When a connection is set up, the congestion window, a value maintained independently at each host, is set to a small multiple of the MSS allowed on that connection. Further variance in the congestion window is dictated by an AIMD approach. This means that if all segments are received and the acknowledgments reach the sender on time, some constant is added to the window size. When the window reaches ssthresh, the congestion window increases linearly at the rate of 1/(congestion window) segment on each new acknowledgement received. The window keeps growing until a timeout occurs. On timeout:
- Congestion window is reset to 1 MSS.
- ssthresh is set to half the congestion window size before the timeout.

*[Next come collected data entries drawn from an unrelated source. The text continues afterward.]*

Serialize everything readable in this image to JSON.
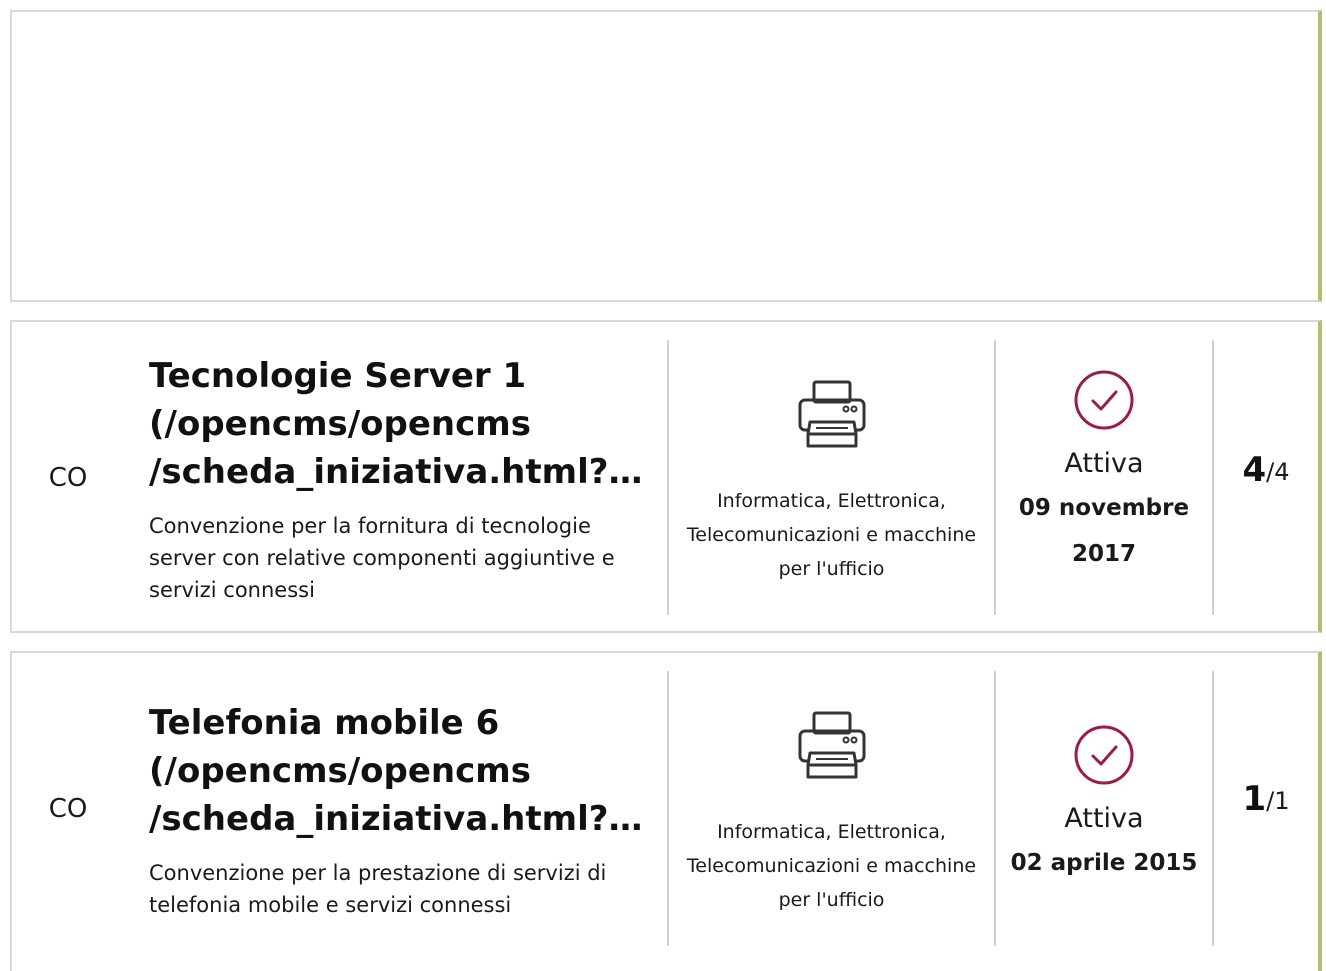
{
  "colors": {
    "accent_border": "#b5bd6f",
    "card_border": "#d9d9d9",
    "check_color": "#9b1b4a",
    "divider": "#d0d0d0"
  },
  "items": [
    {
      "code": "CO",
      "title_lines": [
        "Tecnologie Server 1",
        "(/opencms/opencms",
        "/scheda_iniziativa.html?id..."
      ],
      "description": "Convenzione per la fornitura di tecnologie server con relative componenti aggiuntive e servizi connessi",
      "category_icon": "printer-icon",
      "category": "Informatica, Elettronica, Telecomunicazioni e macchine per l'ufficio",
      "status_icon": "check-circle-icon",
      "status": "Attiva",
      "date": "09 novembre 2017",
      "lots_active": "4",
      "lots_total": "/4"
    },
    {
      "code": "CO",
      "title_lines": [
        "Telefonia mobile 6",
        "(/opencms/opencms",
        "/scheda_iniziativa.html?id..."
      ],
      "description": "Convenzione per la prestazione di servizi di telefonia mobile e servizi connessi",
      "category_icon": "printer-icon",
      "category": "Informatica, Elettronica, Telecomunicazioni e macchine per l'ufficio",
      "status_icon": "check-circle-icon",
      "status": "Attiva",
      "date": "02 aprile 2015",
      "lots_active": "1",
      "lots_total": "/1"
    }
  ]
}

- slow start is initiated.
The flow of data over a TCP connection is also controlled by the use of the receive window advertised by the receiver. By comparing its own congestion window with the receive window, a sender can determine how much data it may send at any given time.
Slow start is part of the congestion control strategy used by TCP in conjunction with other algorithms to avoid sending more data than the network is capable of forwarding, that is, to avoid causing network congestion. The algorithm is specified by RFC 5681.
Although the strategy is referred to as slow start, its congestion window growth is quite aggressive, more aggressive than the congestion avoidance phase. Before slow start was introduced in TCP, the initial pre-congestion avoidance phase was even faster.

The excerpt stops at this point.